Globalisierung? Derzeit heißt es: Volle Kraft zurück, sagt John Casti.


"Wiener Zeitung": Wir kennen uns nun schon eine Weile, und Sie haben mich immer mit Ihrem fast schon wienerischen Pessimismus Marke "Die Welt steht nimma lang" überrascht.

John Casti: Dabei bin ich doch eigentlich Amerikaner, die sind doch bekannt für ihren Optimismus.

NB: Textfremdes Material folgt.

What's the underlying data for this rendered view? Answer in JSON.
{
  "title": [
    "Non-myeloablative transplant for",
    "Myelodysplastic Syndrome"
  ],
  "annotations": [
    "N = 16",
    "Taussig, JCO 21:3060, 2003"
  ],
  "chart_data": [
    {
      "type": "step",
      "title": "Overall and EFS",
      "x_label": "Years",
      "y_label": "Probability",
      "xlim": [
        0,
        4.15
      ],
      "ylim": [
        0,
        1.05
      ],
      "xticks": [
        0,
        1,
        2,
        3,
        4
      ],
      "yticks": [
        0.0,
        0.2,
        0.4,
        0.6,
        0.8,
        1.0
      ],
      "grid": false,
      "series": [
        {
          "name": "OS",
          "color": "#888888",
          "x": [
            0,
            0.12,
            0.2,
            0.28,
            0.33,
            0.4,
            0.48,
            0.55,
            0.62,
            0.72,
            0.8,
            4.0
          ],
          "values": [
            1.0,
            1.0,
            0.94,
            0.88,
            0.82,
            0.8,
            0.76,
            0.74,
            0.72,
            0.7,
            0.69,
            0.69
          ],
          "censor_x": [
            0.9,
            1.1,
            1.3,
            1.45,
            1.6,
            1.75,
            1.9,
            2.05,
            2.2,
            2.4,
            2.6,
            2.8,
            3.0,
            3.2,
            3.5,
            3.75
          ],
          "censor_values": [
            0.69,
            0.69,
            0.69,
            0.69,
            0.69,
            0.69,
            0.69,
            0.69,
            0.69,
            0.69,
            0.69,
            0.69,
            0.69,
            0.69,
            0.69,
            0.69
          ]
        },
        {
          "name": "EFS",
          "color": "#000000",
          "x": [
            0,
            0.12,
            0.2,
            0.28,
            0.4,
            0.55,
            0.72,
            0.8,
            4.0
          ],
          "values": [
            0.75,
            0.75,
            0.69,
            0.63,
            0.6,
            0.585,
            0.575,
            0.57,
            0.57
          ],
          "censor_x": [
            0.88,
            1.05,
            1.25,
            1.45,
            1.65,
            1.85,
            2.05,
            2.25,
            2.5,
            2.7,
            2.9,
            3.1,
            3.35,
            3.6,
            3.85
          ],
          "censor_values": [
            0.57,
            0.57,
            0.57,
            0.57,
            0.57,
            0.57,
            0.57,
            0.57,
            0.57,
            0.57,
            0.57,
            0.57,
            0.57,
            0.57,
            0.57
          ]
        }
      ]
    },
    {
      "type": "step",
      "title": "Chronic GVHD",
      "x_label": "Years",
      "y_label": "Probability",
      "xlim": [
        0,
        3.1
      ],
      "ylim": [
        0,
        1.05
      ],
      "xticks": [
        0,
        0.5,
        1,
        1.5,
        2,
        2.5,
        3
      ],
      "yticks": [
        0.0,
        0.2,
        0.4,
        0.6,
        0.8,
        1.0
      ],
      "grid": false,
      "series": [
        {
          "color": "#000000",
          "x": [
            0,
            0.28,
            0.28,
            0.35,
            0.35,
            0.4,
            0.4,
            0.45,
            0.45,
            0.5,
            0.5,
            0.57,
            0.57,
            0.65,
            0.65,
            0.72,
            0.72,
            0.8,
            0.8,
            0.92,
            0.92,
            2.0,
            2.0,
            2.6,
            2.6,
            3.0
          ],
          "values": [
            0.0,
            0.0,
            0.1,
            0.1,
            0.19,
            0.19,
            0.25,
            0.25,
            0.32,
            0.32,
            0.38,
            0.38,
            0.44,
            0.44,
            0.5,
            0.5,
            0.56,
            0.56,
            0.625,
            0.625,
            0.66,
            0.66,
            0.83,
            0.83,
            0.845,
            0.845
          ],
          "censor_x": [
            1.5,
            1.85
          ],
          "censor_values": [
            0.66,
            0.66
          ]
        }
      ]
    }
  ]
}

Unerfreulicherweise sind die meisten Ihrer pessimistischen Prognosen aus den Jahren 2009 und 2010 eingetroffen: eine Rückabwicklung der Globalisierung, die Fragmentierung Europas, der Aufstieg der Rechtspopulisten. Der Zerfall des Euro - von Ihnen ebenfalls vorausgesagt - ist aber nicht eingetreten.

Abwarten.

Aha. Es sind jedenfalls gute Zeiten für Pessimisten.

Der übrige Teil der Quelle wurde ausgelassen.